Now, let’s turn to McGlichrist's book “The master and his emissary”. McGilchrist is suggesting in this book that left (LH) and right hemispheres (RH) are different in not what they do but how they see or pay attention to the world. The LH sees the world through a map of objects it constructs separate from itself and its primary objective is to secure a better future by manipulating the world. In contrast, the RH sees the world as fresh, living, ever-flowing whole not separate from itself. LH sees parts first while RH sees the whole first. Originally, the RH was the master and the LH was a helper to carry out repetitive tasks. However, over the centuries, the map has become extremely sophisticated and the helper or the emissary has become the dominant master and it has made RH a subservient helper. Through the nerve fibres connecting LH and RH (corpus collosum), LH mostly sends the message to RH, “I don’t need you”. As the map gets solidified, one becomes more intolerant of alternate worldviews. The map begins to get treated as the territory and that creates all kinds of conflicts.

When LH becomes dominant, McGilchrist argues, certain functions where RH plays an important role weaken. He mentions many but here is a list relevant for us: empathy, metaphoric thinking, capacity for insight, and holding ambiguous possibilities in suspension. Here are a few quotes from the book on each of them:

Empathy: Self-awareness, empathy, identification with others, and more generally inter-subjective processes are largely dependent upon…right hemisphere resources. (pg 57, 2019 new expanded edition)

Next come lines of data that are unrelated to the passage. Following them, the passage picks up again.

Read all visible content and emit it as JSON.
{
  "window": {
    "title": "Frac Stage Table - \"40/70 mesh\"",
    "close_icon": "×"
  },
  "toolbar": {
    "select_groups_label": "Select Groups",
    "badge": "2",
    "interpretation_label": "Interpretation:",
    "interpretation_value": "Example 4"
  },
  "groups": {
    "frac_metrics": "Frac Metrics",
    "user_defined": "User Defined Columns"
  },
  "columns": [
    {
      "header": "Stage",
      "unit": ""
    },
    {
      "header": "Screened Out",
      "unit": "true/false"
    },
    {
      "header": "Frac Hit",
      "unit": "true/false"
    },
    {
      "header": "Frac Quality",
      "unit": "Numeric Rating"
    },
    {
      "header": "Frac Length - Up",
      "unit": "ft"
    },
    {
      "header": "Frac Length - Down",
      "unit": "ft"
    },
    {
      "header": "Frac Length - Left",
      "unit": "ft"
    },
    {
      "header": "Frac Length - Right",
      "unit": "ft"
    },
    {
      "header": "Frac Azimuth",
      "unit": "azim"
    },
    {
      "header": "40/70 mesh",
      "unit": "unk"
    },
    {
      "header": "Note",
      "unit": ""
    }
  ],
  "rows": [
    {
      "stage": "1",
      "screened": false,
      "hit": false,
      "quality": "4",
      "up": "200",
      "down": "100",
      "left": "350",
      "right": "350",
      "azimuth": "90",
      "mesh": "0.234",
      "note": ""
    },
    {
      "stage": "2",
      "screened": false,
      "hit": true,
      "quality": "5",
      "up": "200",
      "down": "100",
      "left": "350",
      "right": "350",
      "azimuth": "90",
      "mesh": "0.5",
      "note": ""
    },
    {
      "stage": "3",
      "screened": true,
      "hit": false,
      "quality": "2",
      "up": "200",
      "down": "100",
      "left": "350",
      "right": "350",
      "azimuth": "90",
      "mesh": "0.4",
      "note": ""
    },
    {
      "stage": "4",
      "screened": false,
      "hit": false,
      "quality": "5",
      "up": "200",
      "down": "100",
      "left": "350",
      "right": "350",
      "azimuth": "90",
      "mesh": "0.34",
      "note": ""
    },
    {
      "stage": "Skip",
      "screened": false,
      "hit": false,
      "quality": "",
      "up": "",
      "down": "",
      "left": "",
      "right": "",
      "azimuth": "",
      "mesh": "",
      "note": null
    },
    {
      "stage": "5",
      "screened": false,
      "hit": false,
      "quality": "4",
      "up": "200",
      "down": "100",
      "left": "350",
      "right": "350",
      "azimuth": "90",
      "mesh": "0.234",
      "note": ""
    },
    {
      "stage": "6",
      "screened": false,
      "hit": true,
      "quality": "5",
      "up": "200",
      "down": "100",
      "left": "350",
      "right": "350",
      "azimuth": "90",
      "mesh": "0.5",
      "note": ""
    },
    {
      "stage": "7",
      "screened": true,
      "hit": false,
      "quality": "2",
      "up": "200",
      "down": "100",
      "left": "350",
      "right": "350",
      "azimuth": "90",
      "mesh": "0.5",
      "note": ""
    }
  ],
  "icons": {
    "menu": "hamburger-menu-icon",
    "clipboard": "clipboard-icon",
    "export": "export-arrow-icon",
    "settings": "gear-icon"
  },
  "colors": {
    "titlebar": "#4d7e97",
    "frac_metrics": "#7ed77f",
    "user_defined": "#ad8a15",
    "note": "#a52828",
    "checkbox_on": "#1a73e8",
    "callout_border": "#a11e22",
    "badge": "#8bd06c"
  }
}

Metaphoric thinking: Metaphoric thinking is fundamental to our understanding of the world because it is the only way in which understanding can reach outside the system of signs to life itself. It is what links language to life…Only the right hemisphere has the capacity to understand metaphor. (pg 115)

Insight: Insight, whether mathematical or verbal, is the sort of problem-solving that happens when we, precisely, not concentrating on it, is associated with activation in the right hemisphere. (pg 65)

Holding uncertainty: The left hemisphere needs certainty and needs to be right. The right hemisphere makes it possible to hold several ambiguous possibilities in suspension together without premature closure on one outcome. (pg 82)

While empathy and metaphoric thinking map directly onto the process view above, insight is typically associated with define and ideation stages, and holding uncertainty is related to hypothesis thinking of the test stage. Thus, if McGilchrist’s hypothesis is indeed correct, then we might have a tendency where LH inhibits RH from either activating or passing on information related to empathy, metaphors, insight, alternate hypotheses. 

Of course, this doesn’t mean everything in design thinking is right-brain centric. For example, one can define a challenge without using a metaphor – improve sales by ten percent or reduce the turnaround time by fifty percent. Inventive techniques seem to, at least partly, belong to the LH domain. Similarly, prototyping would need LH resources to manipulate objects in building the prototype.

In short, McGilchrist’s book “The master and his emissary” suggests that design thinking is heavily dependent on right hemispheric resources. It is no surprise that learners who approach design thinking as purely a conceptual framework to be understood by reading a book or listening to a lecture struggle to grasp the essence.